In June, NBC revealed the existence of a new mystery company, called Launchpad Strategies. Launchpad took in almost $15 million in Trump political cash via the Trump Save America Joint Fundraising Committee and the Trump National Committee. Little is known about this new group. It was created in 2023 and the Trump campaign says it is related to fund-raising. We don’t know who owns it, who runs it or where the $15 million went.

It seems likely Mr. Trump is keeping close tabs on donations flowing through campaign vehicles controlled by family members and loyalists. But from early March through July of this year, the Biden and now Harris campaign outspent the Trump campaign three to one on advertising. By late May, the Democratic campaign had opened 200 field offices and hired 1,000 staff members in key states. The Trump campaign didn’t open its first office in the crucial battleground of Pennsylvania until June. The Biden campaign had 24 there in April.

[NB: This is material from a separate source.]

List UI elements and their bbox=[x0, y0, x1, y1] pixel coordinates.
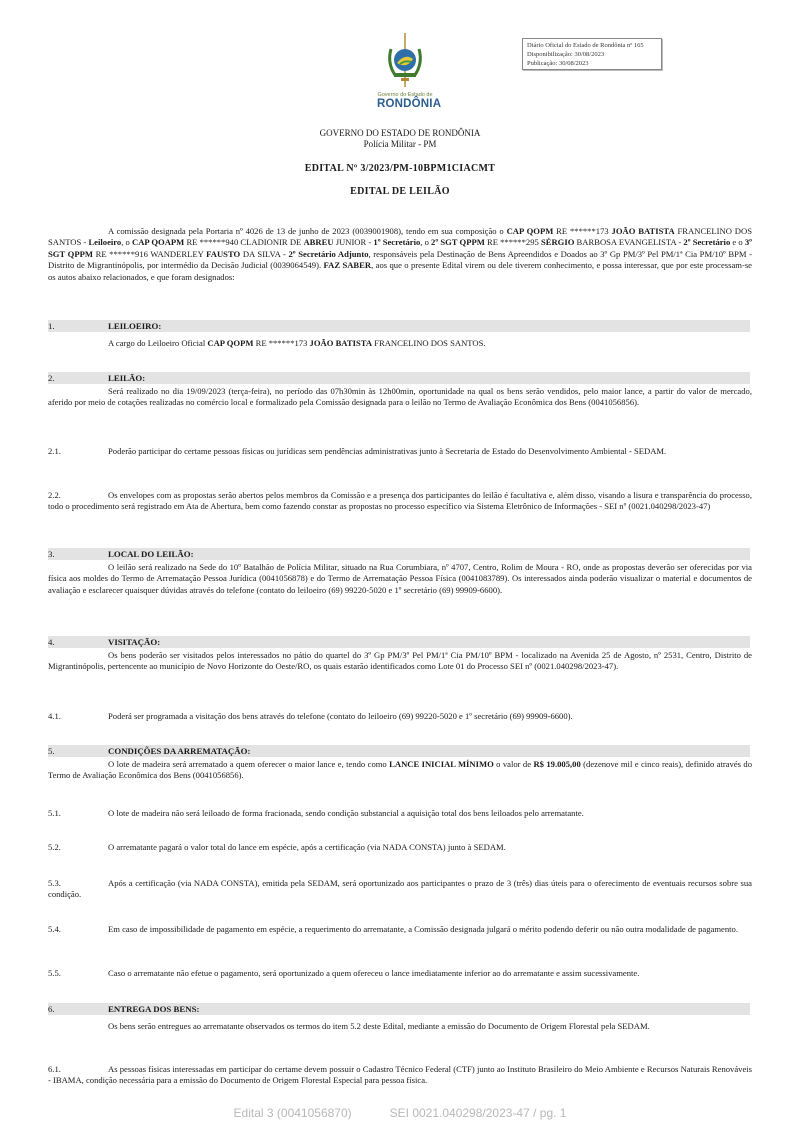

Mr. Biden’s campaign also spent donor cash on legal bills, though apparently in far smaller quantities. It paid over $1 million for attorneys during a special counsel probe of the president’s handling of classified documents, The Associated Press reported in April.

Maybe the Trump campaign is saving up for a post-Labor Day blitz to the finish line. Or perhaps Brad Parscale, whose strategy firm took in $94 million from Trump-affiliated groups in the 2016 campaign, spent every cent of that to re-elect the president. We know he seems to have paid himself handsomely. He bought a $2.4 million Fort Lauderdale waterfront property, a BMW X6, a Range Rover and a Ferrari. When Mr. Trump learned of Mr. Parscale’s high-rolling lifestyle, he reportedly exclaimed, “That’s my money!” according to Michael Bender’s book on the Trump campaign. Concerns about Mr. Parscale reportedly drove Mr. Kushner to ensure A.M.M.C. was fully controlled by the Trump family and trusted lieutenants.

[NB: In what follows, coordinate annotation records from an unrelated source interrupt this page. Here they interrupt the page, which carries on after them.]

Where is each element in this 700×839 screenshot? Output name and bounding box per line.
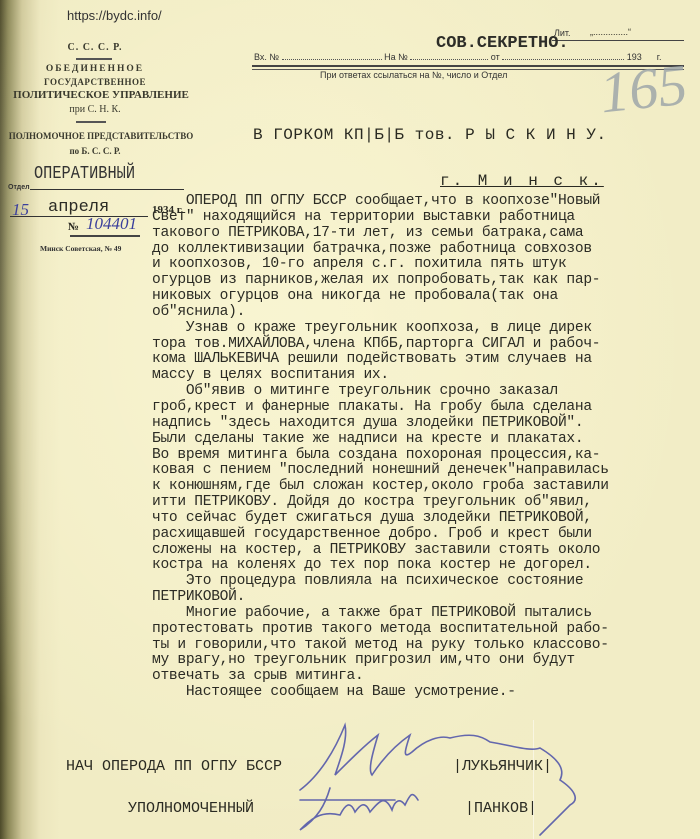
body-line: ПЕТРИКОВОЙ. <box>152 590 700 606</box>
lit-value: „..............“ <box>590 27 631 37</box>
body-line: сложены на костер, а ПЕТРИКОВУ заставили… <box>152 543 700 559</box>
letterhead-org-line1: ОБЕДИНЕННОЕ <box>0 64 190 74</box>
body-line: гроб,крест и фанерные плакаты. На гробу … <box>152 400 700 416</box>
divider <box>76 58 112 60</box>
body-line: к конюшням,где был сложан костер,около г… <box>152 479 700 495</box>
body-line: Узнав о краже треугольник коопхоза, в ли… <box>152 321 700 337</box>
watermark-url: https://bydc.info/ <box>67 8 162 23</box>
letter-body: ОПЕРОД ПП ОГПУ БССР сообщает,что в коопх… <box>152 194 700 701</box>
body-line: Об"явив о митинге треугольник срочно зак… <box>152 384 700 400</box>
body-line: об"яснила). <box>152 305 700 321</box>
incoming-field <box>282 59 382 60</box>
letterhead-org-line3: ПОЛИТИЧЕСКОЕ УПРАВЛЕНИЕ <box>6 89 196 101</box>
paper-fold <box>533 720 534 839</box>
letterhead-country: С. С. С. Р. <box>0 42 190 53</box>
body-line: Это процедура повлияла на психическое со… <box>152 574 700 590</box>
body-line: му врагу,но треугольник пригрозил им,что… <box>152 653 700 669</box>
letterhead-org-line4: при С. Н. К. <box>0 104 190 115</box>
body-line: расхищавшей государственное добро. Гроб … <box>152 527 700 543</box>
body-line: кома ШАЛЬКЕВИЧА решили подействовать эти… <box>152 352 700 368</box>
body-line: Многие рабочие, а также брат ПЕТРИКОВОЙ … <box>152 606 700 622</box>
letterhead-rep-line2: по Б. С. С. Р. <box>0 146 190 156</box>
divider <box>30 189 184 190</box>
body-line: итти ПЕТРИКОВУ. Дойдя до костра треуголь… <box>152 495 700 511</box>
signatory-1-title: НАЧ ОПЕРОДА ПП ОГПУ БССР <box>66 758 282 775</box>
addressee: В ГОРКОМ КП|Б|Б тов. Р Ы С К И Н У. <box>253 126 607 144</box>
body-line: до коллективизации батрачка,позже работн… <box>152 242 700 258</box>
letterhead-rep-line1: ПОЛНОМОЧНОЕ ПРЕДСТАВИТЕЛЬСТВО <box>6 131 196 141</box>
body-line: что сейчас будет сжигаться душа злодейки… <box>152 511 700 527</box>
body-line: Свет" находящийся на территории выставки… <box>152 210 700 226</box>
ref-field <box>410 59 488 60</box>
signatory-2-name: |ПАНКОВ| <box>465 800 537 817</box>
body-line: ковая с пением "последний нонешний денеч… <box>152 463 700 479</box>
body-line: Настоящее сообщаем на Ваше усмотрение.- <box>152 685 700 701</box>
department-label: Отдел <box>8 184 30 191</box>
body-line: такового ПЕТРИКОВА,17-ти лет, из семьи б… <box>152 226 700 242</box>
reg-number-label: № <box>68 221 79 233</box>
reg-number-value: 104401 <box>86 214 137 234</box>
letterhead-org-line2: ГОСУДАРСТВЕННОЕ <box>0 77 190 87</box>
incoming-label: Вх. № <box>254 52 279 62</box>
body-line: огурцов из парников,желая их попробовать… <box>152 273 700 289</box>
body-line: никовых огурцов она никогда не пробовала… <box>152 289 700 305</box>
body-line: отвечать за срыв митинга. <box>152 669 700 685</box>
body-line: костра на коленях до тех пор пока костер… <box>152 558 700 574</box>
body-line: надпись "здесь находится душа злодейки П… <box>152 416 700 432</box>
body-line: Во время митинга была создана похороная … <box>152 448 700 464</box>
divider <box>76 121 106 123</box>
body-line: массу в целях воспитания их. <box>152 368 700 384</box>
divider <box>552 40 684 41</box>
classification-stamp: СОВ.СЕКРЕТНО. <box>436 34 569 53</box>
letterhead-address: Минск Советская, № 49 <box>40 244 121 253</box>
date-day: 15 <box>12 200 29 220</box>
department-value: ОПЕРАТИВНЫЙ <box>34 164 135 184</box>
city: г. М и н с к. <box>440 172 604 190</box>
signatory-1-name: |ЛУКЬЯНЧИК| <box>453 758 552 775</box>
archive-page-number: 165 <box>597 51 691 127</box>
body-line: и коопхозов, 10-го апреля с.г. похитила … <box>152 257 700 273</box>
ref-label: На № <box>384 52 408 62</box>
from-label: от <box>491 52 500 62</box>
body-line: Были сделаны такие же надписи на кресте … <box>152 432 700 448</box>
signatory-2-title: УПОЛНОМОЧЕННЫЙ <box>128 800 254 817</box>
body-line: протестовать против такого метода воспит… <box>152 622 700 638</box>
body-line: ОПЕРОД ПП ОГПУ БССР сообщает,что в коопх… <box>152 194 700 210</box>
divider <box>70 235 140 237</box>
reply-note: При ответах ссылаться на №, число и Отде… <box>320 70 507 80</box>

Donors should demand more information about how their money is spent. But that would most likely offend the Trump family and confidants running the campaign. And the whole point of donating to Mr. Trump is to get on his good side.

And — just hypothetically, of course — if Vice President Kamala Harris opens up her lead in the polls and the odds fall that Mr. Trump could win, who would be surprised if the unknown owners of the mystery companies paid themselves more while the campaign spigots are blasting cash and the future uncertain?

The Federal Election Commission should demand that all campaigns disclose recipients of more than $200 in campaign cash. At least that’s what the law says. Campaign Legal Center tried to get the F.E.C. to enforce disclosure rules on the Trump campaign. The commissioners voted 3 to 3 to dismiss the matter, and federal courts have declined to step in. The legal center has appealed the case to the full U.S. Court of Appeals for the District of Columbia Circuit.

The commission, long famous in Washington for its dysfunction, now seems incapable of its most basic enforcement role. The agency reportedly had only three open investigations in June despite the proliferation of hundreds of new campaigns and PACs. Congress should demand it better police the recipients of campaign contributions. And if the law is inadequate, Congress should make new ones.